Democratic presidential candidates Hillary Clinton and Bernie Sanders turned up the heat Thursday night during their first head-to-head debate after a close Iowa caucus race earlier this week.
On the offensive after Sanders tied her campaign fundraising to Wall Street, Clinton called out the Vermont senator for conducting a "very artful smear" campaign.
She objects to Sanders' inference that money from the financial sector has ever influenced her past policy positions, that "anyone who's ever taken donations or speaking fees from any interest group has to be bought."

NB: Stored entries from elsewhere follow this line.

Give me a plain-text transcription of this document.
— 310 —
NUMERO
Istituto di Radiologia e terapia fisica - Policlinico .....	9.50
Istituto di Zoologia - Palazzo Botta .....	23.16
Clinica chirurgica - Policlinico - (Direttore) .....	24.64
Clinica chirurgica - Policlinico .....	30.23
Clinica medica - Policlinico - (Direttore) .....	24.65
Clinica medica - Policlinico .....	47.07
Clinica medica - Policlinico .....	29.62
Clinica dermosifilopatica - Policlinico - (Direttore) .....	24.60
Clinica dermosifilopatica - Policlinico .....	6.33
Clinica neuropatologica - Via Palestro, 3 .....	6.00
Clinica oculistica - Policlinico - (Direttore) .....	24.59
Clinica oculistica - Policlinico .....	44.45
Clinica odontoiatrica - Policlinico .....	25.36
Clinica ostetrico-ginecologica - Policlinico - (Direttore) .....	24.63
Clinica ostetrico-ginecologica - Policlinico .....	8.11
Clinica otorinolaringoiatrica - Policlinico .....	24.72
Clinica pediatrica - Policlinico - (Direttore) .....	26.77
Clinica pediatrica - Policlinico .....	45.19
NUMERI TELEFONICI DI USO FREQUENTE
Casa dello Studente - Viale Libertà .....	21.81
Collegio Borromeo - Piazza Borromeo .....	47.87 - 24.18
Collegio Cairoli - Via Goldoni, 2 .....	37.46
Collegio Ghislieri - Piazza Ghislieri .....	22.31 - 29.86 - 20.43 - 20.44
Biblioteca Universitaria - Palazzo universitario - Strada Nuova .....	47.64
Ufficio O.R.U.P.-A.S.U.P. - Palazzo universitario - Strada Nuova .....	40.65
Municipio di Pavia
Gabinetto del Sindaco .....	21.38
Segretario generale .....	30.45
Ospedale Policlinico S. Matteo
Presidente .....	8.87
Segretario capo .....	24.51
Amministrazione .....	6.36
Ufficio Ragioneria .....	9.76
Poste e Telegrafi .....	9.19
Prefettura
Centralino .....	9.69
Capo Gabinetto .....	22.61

"I just absolutely reject that, Senator," said Clinton, whose paid speeches to firms like Goldman Sachs have been used in attack lines by Sanders before. "And I really don't think that these kinds of attacks by insinuation are worthy of you. And enough is enough."
"If you've got something to say, say it directly," she challenged. "But you will not find that I ever changed a view or a vote because of any donation that I ever received."

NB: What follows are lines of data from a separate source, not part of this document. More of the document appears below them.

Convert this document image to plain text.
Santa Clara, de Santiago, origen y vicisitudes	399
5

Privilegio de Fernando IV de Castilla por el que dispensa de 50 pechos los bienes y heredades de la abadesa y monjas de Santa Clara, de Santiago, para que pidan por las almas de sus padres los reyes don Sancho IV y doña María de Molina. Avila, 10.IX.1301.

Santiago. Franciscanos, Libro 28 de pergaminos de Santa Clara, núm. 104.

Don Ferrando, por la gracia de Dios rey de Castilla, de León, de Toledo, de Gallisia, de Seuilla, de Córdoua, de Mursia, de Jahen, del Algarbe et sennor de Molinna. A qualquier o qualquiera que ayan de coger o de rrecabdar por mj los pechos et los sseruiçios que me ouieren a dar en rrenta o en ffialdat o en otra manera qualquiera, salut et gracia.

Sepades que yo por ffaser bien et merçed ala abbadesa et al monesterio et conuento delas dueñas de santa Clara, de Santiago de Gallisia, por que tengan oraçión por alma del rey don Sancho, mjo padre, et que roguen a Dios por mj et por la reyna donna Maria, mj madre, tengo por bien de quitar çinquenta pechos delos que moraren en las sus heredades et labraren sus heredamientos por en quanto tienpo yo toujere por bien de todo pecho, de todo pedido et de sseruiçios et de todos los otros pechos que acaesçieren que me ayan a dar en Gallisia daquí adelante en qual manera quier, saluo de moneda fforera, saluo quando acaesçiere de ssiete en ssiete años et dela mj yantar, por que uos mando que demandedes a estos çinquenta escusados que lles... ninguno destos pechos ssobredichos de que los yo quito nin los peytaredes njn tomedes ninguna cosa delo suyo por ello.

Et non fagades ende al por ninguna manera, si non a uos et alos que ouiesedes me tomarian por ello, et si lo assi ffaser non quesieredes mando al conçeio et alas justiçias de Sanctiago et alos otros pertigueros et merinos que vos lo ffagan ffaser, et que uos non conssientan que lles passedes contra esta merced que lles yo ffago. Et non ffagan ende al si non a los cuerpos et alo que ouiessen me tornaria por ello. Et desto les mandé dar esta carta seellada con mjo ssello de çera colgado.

In response, Sanders fired back that corporate money in elections does indeed work towards "undermining American democracy."
He pointed generally to campaign contributions from ExxonMobil and the Koch brothers as reasons Republicans deny climate change, and campaign cash flows from investment banks for the reasons Wall Street became deregulated in the 1990s.
"That is what goes on in America," Sanders said. "There is a reason why these people are putting huge amounts of money into our political system."
Asked later in the debate whether she would publicly release the transcripts of her paid speeches to corporations, Clinton replied: "I will look into it."